Communities

UNC workshop to search for ways to increase accountability journalism

The Old Well at UNC Chapel Hill. Photo courtesy Flickr user kf4lnq.

If you’re interested in identifying ways to increase local accountability journalism, you may want to tune into a discussion taking place in North Carolina on Friday.

Beginning at 9 a.m., the UNC Center for Media Law and Policy is holding a day-long workshop, which will be livestreamed to the public. As a backdrop for its discussion, the workshop will examine the FCC’s 2011 report on community information needs, which identified the loss of newsroom positions in recent years as “a threat to the quality of civic information available in communities around the nation.” Tomorrow’s workshop will be held three parts. In the morning, a round table discussion will identify gaps in accountability journalism in North Carolina. Next, representatives of Internet, cable and satellite television and mobile broadband service providers will discuss whether and how they could help to fill those gaps. Lastly, Professor Michael Gerhardt, director of the UNC Center for Law and Government, will lead a discussion that seeks to combine the findings and discussions into a set of policy recommendations.
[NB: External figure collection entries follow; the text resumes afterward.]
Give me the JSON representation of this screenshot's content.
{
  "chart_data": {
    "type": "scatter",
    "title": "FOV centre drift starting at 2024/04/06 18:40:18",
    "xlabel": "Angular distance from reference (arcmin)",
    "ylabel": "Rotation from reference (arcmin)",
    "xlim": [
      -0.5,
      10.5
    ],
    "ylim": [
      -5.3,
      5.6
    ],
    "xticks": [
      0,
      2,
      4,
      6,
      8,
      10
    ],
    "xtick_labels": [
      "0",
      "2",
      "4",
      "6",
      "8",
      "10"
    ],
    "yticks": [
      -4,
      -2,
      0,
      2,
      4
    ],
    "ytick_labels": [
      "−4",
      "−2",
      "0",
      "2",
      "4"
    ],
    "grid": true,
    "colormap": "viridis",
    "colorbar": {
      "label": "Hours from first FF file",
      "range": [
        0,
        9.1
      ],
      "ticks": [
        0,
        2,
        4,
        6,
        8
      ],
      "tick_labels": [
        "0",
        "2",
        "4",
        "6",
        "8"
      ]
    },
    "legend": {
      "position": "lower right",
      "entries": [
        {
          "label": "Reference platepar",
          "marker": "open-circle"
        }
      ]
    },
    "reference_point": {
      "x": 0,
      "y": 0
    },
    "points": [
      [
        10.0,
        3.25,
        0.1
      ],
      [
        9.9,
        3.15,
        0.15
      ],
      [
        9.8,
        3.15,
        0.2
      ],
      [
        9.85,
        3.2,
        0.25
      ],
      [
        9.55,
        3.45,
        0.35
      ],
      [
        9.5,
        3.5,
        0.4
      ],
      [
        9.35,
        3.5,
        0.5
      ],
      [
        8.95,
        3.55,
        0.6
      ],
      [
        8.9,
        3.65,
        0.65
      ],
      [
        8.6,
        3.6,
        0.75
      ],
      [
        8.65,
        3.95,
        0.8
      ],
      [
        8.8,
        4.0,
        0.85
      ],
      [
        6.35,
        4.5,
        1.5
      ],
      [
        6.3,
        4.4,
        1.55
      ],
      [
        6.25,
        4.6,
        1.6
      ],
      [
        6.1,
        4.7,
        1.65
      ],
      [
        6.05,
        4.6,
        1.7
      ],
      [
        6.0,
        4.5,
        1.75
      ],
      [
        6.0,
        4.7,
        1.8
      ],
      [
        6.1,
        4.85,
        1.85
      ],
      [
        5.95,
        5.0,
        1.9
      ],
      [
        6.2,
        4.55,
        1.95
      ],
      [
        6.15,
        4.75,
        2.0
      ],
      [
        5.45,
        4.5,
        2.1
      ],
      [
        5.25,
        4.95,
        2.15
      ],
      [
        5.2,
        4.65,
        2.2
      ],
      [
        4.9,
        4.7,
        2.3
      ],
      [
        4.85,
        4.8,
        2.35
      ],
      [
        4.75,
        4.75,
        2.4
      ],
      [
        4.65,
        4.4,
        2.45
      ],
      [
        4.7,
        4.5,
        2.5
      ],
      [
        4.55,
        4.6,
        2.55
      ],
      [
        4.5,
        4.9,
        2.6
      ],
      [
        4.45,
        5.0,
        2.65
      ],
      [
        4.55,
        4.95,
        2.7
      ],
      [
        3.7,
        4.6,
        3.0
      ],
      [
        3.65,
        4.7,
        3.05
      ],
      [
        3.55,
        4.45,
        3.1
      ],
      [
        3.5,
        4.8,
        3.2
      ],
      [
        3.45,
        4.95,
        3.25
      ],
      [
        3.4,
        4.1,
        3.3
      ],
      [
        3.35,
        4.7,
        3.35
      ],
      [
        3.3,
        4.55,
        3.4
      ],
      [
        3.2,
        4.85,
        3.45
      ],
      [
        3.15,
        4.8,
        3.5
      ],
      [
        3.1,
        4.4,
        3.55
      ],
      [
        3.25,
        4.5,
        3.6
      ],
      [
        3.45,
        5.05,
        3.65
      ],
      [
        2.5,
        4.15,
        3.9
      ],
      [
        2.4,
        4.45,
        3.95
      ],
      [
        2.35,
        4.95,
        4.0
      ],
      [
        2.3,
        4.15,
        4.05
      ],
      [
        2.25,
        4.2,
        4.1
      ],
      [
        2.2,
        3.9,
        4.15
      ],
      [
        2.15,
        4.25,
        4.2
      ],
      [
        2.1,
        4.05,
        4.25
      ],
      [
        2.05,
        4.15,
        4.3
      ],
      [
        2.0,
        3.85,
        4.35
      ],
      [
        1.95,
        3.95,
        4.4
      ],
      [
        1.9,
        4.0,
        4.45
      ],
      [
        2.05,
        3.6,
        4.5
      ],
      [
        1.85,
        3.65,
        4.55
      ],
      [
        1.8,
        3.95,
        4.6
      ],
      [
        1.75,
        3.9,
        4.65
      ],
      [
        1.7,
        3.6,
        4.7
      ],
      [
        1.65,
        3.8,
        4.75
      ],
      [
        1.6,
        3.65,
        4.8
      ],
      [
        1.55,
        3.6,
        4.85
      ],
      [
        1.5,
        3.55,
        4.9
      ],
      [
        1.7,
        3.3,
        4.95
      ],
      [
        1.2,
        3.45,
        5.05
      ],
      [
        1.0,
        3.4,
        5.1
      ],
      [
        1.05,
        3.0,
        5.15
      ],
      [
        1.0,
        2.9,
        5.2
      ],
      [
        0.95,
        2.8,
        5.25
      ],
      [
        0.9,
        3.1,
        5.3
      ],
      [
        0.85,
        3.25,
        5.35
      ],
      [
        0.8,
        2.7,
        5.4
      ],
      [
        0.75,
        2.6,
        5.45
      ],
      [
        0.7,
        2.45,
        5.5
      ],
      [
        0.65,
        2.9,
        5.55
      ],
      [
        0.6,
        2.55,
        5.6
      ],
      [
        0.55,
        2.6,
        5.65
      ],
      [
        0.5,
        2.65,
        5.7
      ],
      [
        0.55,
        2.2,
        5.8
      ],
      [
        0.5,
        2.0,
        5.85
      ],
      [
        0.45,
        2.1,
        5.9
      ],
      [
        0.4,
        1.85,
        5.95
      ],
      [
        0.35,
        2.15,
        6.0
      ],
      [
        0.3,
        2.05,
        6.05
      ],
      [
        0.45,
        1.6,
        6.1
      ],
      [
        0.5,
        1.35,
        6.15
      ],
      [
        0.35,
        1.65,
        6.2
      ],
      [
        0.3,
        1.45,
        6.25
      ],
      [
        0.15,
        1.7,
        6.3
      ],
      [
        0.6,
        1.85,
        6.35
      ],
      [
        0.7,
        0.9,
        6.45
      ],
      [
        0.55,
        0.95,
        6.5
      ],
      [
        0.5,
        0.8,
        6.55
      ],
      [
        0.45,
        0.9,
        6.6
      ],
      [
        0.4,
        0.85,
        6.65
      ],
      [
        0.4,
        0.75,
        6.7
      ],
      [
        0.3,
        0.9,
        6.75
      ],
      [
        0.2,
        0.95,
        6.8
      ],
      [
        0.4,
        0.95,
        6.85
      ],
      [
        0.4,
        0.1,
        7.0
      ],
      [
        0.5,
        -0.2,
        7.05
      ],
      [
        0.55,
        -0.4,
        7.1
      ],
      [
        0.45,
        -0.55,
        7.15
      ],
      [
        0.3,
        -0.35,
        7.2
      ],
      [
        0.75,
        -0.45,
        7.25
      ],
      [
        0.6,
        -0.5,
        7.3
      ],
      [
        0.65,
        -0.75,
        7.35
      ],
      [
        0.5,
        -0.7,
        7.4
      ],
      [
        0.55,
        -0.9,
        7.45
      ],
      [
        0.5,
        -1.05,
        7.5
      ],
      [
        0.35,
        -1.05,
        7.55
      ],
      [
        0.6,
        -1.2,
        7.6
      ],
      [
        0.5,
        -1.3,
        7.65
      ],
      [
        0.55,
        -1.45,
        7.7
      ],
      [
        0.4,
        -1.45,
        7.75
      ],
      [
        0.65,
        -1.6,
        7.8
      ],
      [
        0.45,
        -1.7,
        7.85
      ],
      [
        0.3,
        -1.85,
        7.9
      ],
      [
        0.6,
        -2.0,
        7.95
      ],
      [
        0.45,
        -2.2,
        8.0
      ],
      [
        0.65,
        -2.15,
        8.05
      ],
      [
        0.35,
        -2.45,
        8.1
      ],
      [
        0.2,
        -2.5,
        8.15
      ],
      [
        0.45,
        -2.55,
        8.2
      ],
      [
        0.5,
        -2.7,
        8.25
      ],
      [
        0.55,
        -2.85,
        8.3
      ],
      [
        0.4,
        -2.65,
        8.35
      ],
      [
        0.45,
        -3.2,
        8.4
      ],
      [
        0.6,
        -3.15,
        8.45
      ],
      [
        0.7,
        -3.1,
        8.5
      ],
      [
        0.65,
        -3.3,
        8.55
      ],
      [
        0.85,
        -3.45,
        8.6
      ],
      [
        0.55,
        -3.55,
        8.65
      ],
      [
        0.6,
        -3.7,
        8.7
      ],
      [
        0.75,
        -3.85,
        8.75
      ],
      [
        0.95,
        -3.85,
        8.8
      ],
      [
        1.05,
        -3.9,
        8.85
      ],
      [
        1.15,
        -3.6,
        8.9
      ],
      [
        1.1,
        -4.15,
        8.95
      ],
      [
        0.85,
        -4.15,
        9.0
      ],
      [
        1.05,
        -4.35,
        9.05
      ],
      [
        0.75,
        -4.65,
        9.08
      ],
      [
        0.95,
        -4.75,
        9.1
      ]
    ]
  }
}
The idea for the workshop came from the deans of the Carnegie-Knight journalism schools, a dozen of the top journalism schools in the country (including UNC School of Journalism and Mass Communication) working to transform journalism education. The workshop is one of 11 that are in the process of taking place. Carnegie Corporation of New York and Knight Foundation are dedicating more than $800,000 to help implement the recommendations of the FCC report, including support for projects to examine how tax law is affecting nonprofit media, to create a plan for state-specific C-Spans and to develop reliable metrics on media philanthropy. The workshop description, participant list and full program schedule are all available online. Tomorrow’s workshop is supported by Knight Foundation. A set of recommendations coming out of tomorrow’s workshop will be issued jointly by the deans of the top journalism programs participating in the Carnegie-Knight Initiative.